A So-So Mystery
Author: Andrea Carter
Gavin Featherstone, a best-selling author, is finally leaving his self-imposed reclusive lifestyle to once again bathe in the limelight, this time garnering interest for his soon to be published autobiography. He is debuting at Glendara’s local literary festival, side-by-side with an up-and-coming feminist short story author, when a poisoned glass of water leaves him gasping and dying in front of his shocked audience. As the investigation unfurls, it becomes evident that many people wanted the sometimes charismatic, sometimes brusque author dead: his estranged wife, his rejected children, his suspicious new assistant, his rejected lovers, authors and critics he destroyed, and a few people from his past with an axe to grind.
Meanwhile, local solicitor Benedicta “Ben” O’Keefe is working to sort through the deceased author’s will, manage bitter relatives, keep her relationship with the police sergeant secret, and protect her parents from a suspicious lodger. Ben is only tangentially involved with Featherstone, but circumstances have put her in a position to know and suspect more. Does she have the key to solving the author’s last words, or is she an unwitting suspect?
Death Writes is the sixth book in the Inishowen Mystery series. It stands on its own (indeed, this is the first and only book that I’ve read in the series). The main sleuth is, of course, local solicitor Ben, who is attempting to keep her off-the-record (and on-again-off-again) relationship with the local police sergeant secret while getting further insight into police operations and ongoing investigations. I suspect that Ben’s character development and her relationship with the sergeant were key to early books, because here we are expected to already have an investment and few new revelations come along. Ben is merely there, oddly interested in a mystery that has little to no practical application to her daily life. It’s strange to see her get so involved, and since her character is not really revealed or developed, it’s difficult to get emotionally invested. She’s just there, doing things and uncovering things as an afterthought.
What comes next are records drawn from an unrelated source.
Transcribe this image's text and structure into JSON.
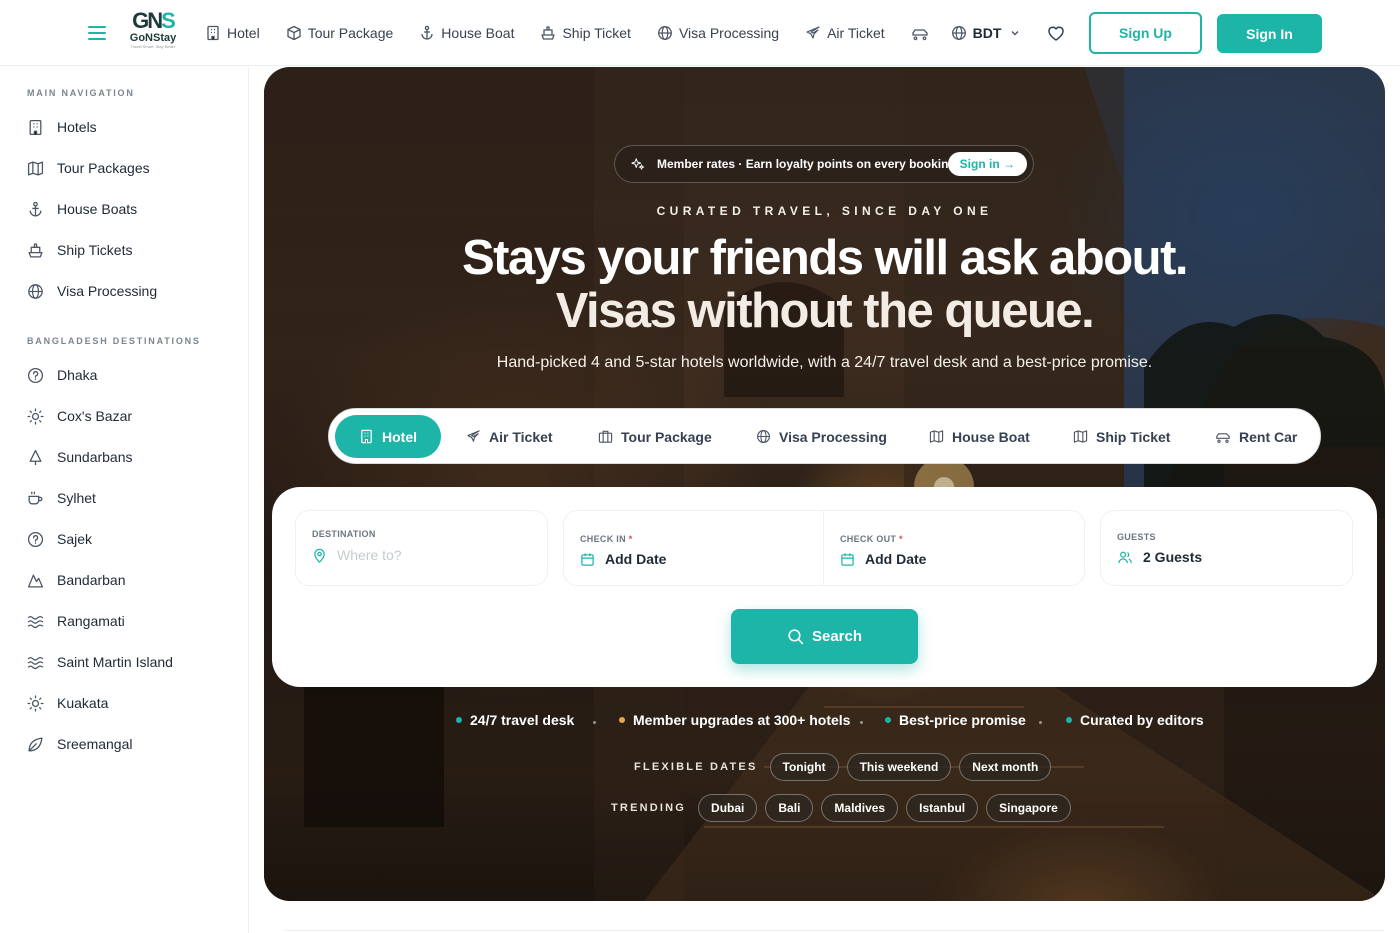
{
  "brand": {
    "mark_a": "GN",
    "mark_b": "S",
    "name": "GoNStay",
    "tagline": "Travel Smart, Stay Better"
  },
  "topnav": {
    "links": [
      "Hotel",
      "Tour Package",
      "House Boat",
      "Ship Ticket",
      "Visa Processing",
      "Air Ticket"
    ],
    "currency": "BDT",
    "signup": "Sign Up",
    "signin": "Sign In"
  },
  "sidebar": {
    "main_title": "MAIN NAVIGATION",
    "main_items": [
      "Hotels",
      "Tour Packages",
      "House Boats",
      "Ship Tickets",
      "Visa Processing"
    ],
    "dest_title": "BANGLADESH DESTINATIONS",
    "dest_items": [
      "Dhaka",
      "Cox's Bazar",
      "Sundarbans",
      "Sylhet",
      "Sajek",
      "Bandarban",
      "Rangamati",
      "Saint Martin Island",
      "Kuakata",
      "Sreemangal"
    ]
  },
  "hero": {
    "member_text": "Member rates · Earn loyalty points on every booking",
    "member_cta": "Sign in →",
    "kicker": "CURATED TRAVEL, SINCE DAY ONE",
    "headline_1": "Stays your friends will ask about.",
    "headline_2": "Visas without the queue.",
    "subline": "Hand-picked 4 and 5-star hotels worldwide, with a 24/7 travel desk and a best-price promise.",
    "tabs": [
      "Hotel",
      "Air Ticket",
      "Tour Package",
      "Visa Processing",
      "House Boat",
      "Ship Ticket",
      "Rent Car"
    ],
    "active_tab": "Hotel"
  },
  "search": {
    "destination_label": "DESTINATION",
    "destination_placeholder": "Where to?",
    "checkin_label": "CHECK IN",
    "checkin_value": "Add Date",
    "checkout_label": "CHECK OUT",
    "checkout_value": "Add Date",
    "required_mark": "*",
    "guests_label": "GUESTS",
    "guests_value": "2 Guests",
    "button": "Search"
  },
  "features": [
    "24/7 travel desk",
    "Member upgrades at 300+ hotels",
    "Best-price promise",
    "Curated by editors"
  ],
  "flexible": {
    "label": "FLEXIBLE DATES",
    "chips": [
      "Tonight",
      "This weekend",
      "Next month"
    ]
  },
  "trending": {
    "label": "TRENDING",
    "chips": [
      "Dubai",
      "Bali",
      "Maldives",
      "Istanbul",
      "Singapore"
    ]
  },
  "colors": {
    "accent": "#1cb5a8",
    "feature_dot_1": "#1cb5a8",
    "feature_dot_2": "#e0a84a",
    "feature_dot_3": "#1cb5a8",
    "feature_dot_4": "#1cb5a8"
  }
}
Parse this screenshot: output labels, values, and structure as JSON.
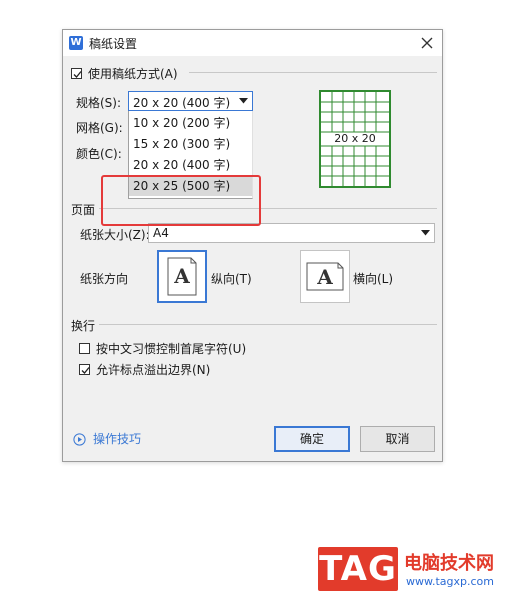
{
  "dialog": {
    "title": "稿纸设置",
    "app_icon_letter": "W"
  },
  "use_manuscript": {
    "label": "使用稿纸方式(A)",
    "checked": true
  },
  "labels": {
    "size": "规格(S):",
    "grid": "网格(G):",
    "color": "颜色(C):"
  },
  "size_select": {
    "value": "20 x 20 (400 字)",
    "options": [
      "10 x 20 (200 字)",
      "15 x 20 (300 字)",
      "20 x 20 (400 字)",
      "20 x 25 (500 字)"
    ],
    "highlighted_index": 3
  },
  "preview": {
    "label": "20 x 20",
    "color": "#2f8a2f"
  },
  "page_section": {
    "title": "页面",
    "paper_size_label": "纸张大小(Z):",
    "paper_size_value": "A4",
    "orientation_label": "纸张方向",
    "portrait_label": "纵向(T)",
    "landscape_label": "横向(L)",
    "tile_glyph": "A"
  },
  "wrap_section": {
    "title": "换行",
    "option1": {
      "label": "按中文习惯控制首尾字符(U)",
      "checked": false
    },
    "option2": {
      "label": "允许标点溢出边界(N)",
      "checked": true
    }
  },
  "footer": {
    "tips": "操作技巧",
    "ok": "确定",
    "cancel": "取消"
  },
  "watermark": {
    "tag": "TAG",
    "title": "电脑技术网",
    "url": "www.tagxp.com"
  },
  "colors": {
    "accent": "#3a78d4",
    "highlight_box": "#e43a3a",
    "preview_green": "#2f8a2f",
    "tag_red": "#e23b2b"
  }
}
She is more a catalyst than vibrant character, which for a tied-together series isn’t good, because it shows lack of consistent character development. For a supposedly stand-alone book, it’s also not good, since it makes an emotional attachment to the main character difficult. We read more to be reading than because we care about the story.
The one aspect that I did find more interesting in Death Writes was Ben’s parent’s houseguest: a suspicious, somewhat threatening man who seems to have conned Ben’s parent’s out of their home and savings. This starts out as a critical part of the plot and has explosive potential. Where do Ben’s parents know this weird person from, and what does he want with them and their belongings? What are they hiding from Ben? What does this man really want and how far is he willing to go to get it? This is the mystery that grabbed me, more than the demise of a selfish author. Sadly, about halfway through Death Writes it gets dropped, Ben’s parents stop being so shifty, and we are just given the answer in plain, unvarnished text, as though the author lost interest in this side story. The mystery lodger becomes a discarded afterthought.
The investigation into Featherstone is entertaining enough, I suppose, although as I readily mentioned, the reader’s emotional investment is negligible. The story is well enough articled, the list of potential suspects suitably long, the author’s past deeds significantly horrible and dastardly. On the surface, it has interesting aspects and even some nice twists, but overall, I found the story a bit lacking. Perhaps if I’d come into the series from the beginning and was invested in Ben. Perhaps if the beautiful backdrop of Ireland had been more developed, the festival more visual, the characters more nuanced and empathetic, than the interesting aspects of the plot could have captured my heart, instead of my passing attention. Death Writes was okay – neither an exciting nor an offensive book, but I doubt I’ll pick up any of the rest of the series.